A possible explanation as to why that encounter was so different from the one experienced by Jennings is that as an older Asian couple, he did not stereotype my wife and I as potential criminals. It is also possible that the had seen us around the community before since we had lived there for some time.

Comments

  1. marner says

    Not all police are as suspicious of people of color.

    It’s hard to assign where and when ignorance of the law, tyranny and racism overlap, but racism by the cops is not required for an arrest here. The police had a call for suspicious behavior and asked for an ID, meaning an official state issued ID or name, address and birthdate. Mr Jennings refused and walked briskly away. Up until this point the cops were well within their rights. However, in order to demand under threat of arrest an ID, they need reasonable suspicion that a crime has been committed, is being committed, or is about to be committed. Mr. Jennings telling them that he was Pastor Jennings, lived across the street and was watering the flowers (while actually watering the flowers!) at the homeowners request should have been enough to end the interaction.

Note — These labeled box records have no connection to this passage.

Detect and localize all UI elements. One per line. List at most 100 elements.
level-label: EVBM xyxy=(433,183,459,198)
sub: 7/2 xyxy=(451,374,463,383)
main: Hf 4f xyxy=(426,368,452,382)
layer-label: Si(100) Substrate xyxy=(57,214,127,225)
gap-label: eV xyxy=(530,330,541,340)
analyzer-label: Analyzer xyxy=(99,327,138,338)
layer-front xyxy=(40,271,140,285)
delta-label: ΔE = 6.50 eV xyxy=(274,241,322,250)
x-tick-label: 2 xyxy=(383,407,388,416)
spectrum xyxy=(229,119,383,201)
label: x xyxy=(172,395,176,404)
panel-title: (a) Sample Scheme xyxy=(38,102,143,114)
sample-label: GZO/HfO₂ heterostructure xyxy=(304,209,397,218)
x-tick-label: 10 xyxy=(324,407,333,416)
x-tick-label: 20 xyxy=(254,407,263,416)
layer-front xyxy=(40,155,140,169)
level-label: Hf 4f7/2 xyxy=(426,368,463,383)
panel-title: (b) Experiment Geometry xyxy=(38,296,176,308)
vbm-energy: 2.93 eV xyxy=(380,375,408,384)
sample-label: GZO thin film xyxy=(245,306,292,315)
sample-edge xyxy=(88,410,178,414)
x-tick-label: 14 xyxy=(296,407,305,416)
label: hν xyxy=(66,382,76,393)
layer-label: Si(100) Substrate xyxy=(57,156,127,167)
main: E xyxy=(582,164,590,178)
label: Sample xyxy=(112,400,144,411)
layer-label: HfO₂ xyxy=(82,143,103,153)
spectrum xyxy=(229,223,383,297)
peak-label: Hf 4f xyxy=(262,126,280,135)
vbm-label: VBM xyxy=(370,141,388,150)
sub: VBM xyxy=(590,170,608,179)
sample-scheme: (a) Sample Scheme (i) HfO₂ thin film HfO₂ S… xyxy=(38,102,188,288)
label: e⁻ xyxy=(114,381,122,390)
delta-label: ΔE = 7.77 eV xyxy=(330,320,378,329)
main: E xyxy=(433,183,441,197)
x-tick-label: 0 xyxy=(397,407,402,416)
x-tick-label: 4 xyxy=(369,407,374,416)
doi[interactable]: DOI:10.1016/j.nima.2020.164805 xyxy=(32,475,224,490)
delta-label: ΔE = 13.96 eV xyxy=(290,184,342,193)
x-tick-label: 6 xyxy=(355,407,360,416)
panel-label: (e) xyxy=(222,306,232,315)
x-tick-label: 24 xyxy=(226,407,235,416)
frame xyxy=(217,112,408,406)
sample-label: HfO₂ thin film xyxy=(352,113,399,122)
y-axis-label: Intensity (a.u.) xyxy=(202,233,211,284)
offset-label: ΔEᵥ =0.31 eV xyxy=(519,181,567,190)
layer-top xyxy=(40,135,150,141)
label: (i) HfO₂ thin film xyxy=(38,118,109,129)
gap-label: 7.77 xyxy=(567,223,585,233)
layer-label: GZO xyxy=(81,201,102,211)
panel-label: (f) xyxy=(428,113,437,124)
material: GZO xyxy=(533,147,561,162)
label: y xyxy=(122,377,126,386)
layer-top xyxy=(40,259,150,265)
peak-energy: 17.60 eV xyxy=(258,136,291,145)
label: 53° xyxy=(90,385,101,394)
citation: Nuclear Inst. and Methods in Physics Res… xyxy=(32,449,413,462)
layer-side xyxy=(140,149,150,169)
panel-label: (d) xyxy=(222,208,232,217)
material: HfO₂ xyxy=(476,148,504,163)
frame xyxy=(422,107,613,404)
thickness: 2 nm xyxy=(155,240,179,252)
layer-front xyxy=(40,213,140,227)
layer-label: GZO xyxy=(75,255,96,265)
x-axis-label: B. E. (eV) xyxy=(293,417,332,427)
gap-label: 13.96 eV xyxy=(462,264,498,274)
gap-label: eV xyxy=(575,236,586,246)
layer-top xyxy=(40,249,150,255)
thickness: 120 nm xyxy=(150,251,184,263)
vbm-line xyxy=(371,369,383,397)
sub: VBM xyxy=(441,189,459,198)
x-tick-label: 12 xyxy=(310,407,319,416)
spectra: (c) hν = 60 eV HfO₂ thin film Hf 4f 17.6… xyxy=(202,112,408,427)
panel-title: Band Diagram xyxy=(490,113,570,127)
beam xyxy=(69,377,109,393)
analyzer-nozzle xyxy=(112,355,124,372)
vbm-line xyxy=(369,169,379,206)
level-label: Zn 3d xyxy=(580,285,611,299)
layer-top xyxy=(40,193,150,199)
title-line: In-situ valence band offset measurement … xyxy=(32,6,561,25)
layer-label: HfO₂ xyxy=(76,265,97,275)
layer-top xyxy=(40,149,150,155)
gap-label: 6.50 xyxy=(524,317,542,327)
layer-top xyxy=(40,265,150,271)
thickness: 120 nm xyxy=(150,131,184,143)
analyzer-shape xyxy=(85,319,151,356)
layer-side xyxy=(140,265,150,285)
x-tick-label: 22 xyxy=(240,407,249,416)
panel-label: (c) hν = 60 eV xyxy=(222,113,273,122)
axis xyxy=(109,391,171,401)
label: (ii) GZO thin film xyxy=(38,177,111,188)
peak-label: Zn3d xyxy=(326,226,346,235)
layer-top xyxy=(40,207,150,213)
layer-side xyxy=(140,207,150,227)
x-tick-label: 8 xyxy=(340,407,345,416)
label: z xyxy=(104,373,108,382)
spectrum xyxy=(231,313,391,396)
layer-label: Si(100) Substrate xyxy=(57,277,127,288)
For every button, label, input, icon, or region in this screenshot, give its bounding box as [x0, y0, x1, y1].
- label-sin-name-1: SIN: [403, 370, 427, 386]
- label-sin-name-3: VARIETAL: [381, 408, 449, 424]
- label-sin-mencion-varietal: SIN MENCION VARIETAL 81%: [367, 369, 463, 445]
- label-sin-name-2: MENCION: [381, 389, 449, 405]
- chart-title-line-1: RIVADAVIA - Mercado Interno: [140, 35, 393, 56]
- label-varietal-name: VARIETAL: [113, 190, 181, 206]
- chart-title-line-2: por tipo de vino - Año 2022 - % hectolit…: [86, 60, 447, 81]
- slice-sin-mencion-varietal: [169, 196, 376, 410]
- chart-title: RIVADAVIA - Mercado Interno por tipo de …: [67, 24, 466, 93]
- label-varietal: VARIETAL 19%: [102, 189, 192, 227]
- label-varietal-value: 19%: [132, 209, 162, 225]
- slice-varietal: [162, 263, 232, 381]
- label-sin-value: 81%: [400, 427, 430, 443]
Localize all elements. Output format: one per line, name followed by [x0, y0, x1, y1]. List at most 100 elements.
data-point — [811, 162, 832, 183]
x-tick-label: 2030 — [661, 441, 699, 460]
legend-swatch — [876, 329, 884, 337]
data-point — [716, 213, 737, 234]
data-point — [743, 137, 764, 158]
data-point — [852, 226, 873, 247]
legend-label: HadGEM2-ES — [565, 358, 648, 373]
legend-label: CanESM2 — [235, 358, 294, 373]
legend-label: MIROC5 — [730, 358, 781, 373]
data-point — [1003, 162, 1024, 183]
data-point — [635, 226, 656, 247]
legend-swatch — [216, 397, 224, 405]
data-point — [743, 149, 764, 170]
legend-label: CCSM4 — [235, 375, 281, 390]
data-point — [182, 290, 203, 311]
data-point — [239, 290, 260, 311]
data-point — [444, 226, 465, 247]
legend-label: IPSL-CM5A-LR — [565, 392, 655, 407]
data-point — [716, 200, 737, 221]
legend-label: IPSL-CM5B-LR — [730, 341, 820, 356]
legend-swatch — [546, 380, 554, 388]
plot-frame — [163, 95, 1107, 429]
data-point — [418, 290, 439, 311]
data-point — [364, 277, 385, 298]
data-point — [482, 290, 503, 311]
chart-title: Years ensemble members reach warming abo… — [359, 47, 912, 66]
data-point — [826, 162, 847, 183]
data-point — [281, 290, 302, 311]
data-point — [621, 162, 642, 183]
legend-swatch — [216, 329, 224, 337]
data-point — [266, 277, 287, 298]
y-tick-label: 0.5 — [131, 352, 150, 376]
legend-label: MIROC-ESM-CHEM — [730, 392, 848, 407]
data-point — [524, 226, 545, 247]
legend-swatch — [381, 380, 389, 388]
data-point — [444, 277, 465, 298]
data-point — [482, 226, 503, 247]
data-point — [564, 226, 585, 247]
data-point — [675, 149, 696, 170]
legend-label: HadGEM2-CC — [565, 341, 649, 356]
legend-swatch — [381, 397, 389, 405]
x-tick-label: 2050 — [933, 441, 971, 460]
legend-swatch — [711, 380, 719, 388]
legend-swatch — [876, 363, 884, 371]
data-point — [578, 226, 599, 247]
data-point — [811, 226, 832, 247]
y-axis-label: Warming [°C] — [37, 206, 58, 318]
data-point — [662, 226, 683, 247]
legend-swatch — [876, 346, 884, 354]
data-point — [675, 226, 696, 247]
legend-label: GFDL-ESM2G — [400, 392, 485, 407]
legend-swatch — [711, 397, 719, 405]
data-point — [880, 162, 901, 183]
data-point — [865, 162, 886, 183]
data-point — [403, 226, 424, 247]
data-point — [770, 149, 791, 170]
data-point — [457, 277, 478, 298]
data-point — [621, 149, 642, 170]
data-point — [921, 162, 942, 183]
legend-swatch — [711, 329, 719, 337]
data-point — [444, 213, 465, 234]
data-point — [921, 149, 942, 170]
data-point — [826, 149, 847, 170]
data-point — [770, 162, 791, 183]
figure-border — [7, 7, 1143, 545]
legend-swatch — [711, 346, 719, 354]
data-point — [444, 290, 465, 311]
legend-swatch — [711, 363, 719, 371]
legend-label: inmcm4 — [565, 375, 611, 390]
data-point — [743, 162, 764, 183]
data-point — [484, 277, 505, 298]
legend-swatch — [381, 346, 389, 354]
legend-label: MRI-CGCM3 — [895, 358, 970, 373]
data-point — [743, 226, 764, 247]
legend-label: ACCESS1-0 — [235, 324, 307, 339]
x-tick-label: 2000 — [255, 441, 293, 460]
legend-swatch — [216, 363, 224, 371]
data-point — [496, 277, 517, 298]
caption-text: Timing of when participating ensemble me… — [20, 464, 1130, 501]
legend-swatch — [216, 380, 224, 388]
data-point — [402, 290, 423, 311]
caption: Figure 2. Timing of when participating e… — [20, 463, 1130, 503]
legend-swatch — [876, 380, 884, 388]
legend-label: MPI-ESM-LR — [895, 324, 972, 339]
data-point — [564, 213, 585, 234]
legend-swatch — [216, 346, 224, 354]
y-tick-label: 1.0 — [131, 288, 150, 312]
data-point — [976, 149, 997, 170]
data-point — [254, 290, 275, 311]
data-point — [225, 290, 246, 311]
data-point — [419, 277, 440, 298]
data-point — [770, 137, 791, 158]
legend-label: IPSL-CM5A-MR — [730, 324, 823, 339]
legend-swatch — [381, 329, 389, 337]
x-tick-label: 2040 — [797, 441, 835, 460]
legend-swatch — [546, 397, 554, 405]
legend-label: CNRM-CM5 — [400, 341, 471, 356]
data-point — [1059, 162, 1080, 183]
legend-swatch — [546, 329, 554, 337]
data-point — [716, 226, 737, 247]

    For the police this was never about watering the flowers and all about his not agreeing to have his identity run through the system. If Mr Jennings had provided his ID, he would not have been arrested.
    A guilty pleasure of mine is watching YouTube First Amendment Audits and police interactions, in general. This kind of police interaction is not that unusual for people of any color. There are a lot of cops who think that if they are responding to a call, the “suspicious person” is required to ID and can be arrested if they do not. They are improperly trained. Many of them are also tyrants who interpret anyone who doesn’t play the worm as guilty of contempt of cop (obstruction). So was racism part of this? Maybe. I suspect that a white man behaving similarly would also have been arrested, though. If the cops would have been called in the first place if he had been white is a separate and legitimate question.
    But why even write this? After all racism absolutely exists and people of color are disproportionately targeted by police. I guess my answer is that this type of police behavior affects as all (again -- disproportionately people of color). It might be racism, but its most certainly a lack of training, a misunderstanding of the law and a tyrannical belief that everyone should do whatever a cop tells them to do.

  2. Deepak Shetty says

    . I suspect that a white man behaving similarly would also have been arrested, though

    As opposed to all the real life cases that shows that Cops treat white people differently ? You know like when they shoot a black person who is running away v/s the extreme restraint shown when its a white person with a gun ?
    [To be clear though I dont want the police shooting anyone except an active shooter and even then mostly to disarm and stop and not to kill ]

  3. sonofrojblake says

    @Deepak Shetty, 2:

    As opposed to all the real life cases that shows that Cops treat white people differently ?

    Your problem here is this: there’s a LOT of evidence right there on Youtube. marner mentioned it in their comment. Did you miss that part? Or perhaps not understand it? Saw it, understood it, but didn’t bother to think about it or do any research? Whatever.

    Cops do this shit to white people every day. Do they do it to black people more? Yes, almost certainly. But if you think you can simply tell a cop “I’m the guy from over the road” when you’re on someone else’s property and they’re investigating a report of a trespasser and then smartly walk away from them without incident, well… good luck with that, even if you’re white.

    Take a look at this very evidently unarmed, very evidently white woman being handcuffed on a beach… for wearing a bikini. https://www.youtube.com/watch?v=148I0ntw-Eo .

    Take a little time to view some “Audit the Audit” videos and similar, and you’ll see that nobody of any colour in the USA is safe from the armed gang that run the place.

  4. sonofrojblake says

    (side note:

    If the cops would have been called in the first place if he had been white is a separate and legitimate question.

    The white woman in the video I linked was handcuffed because someone had called the cops on her.)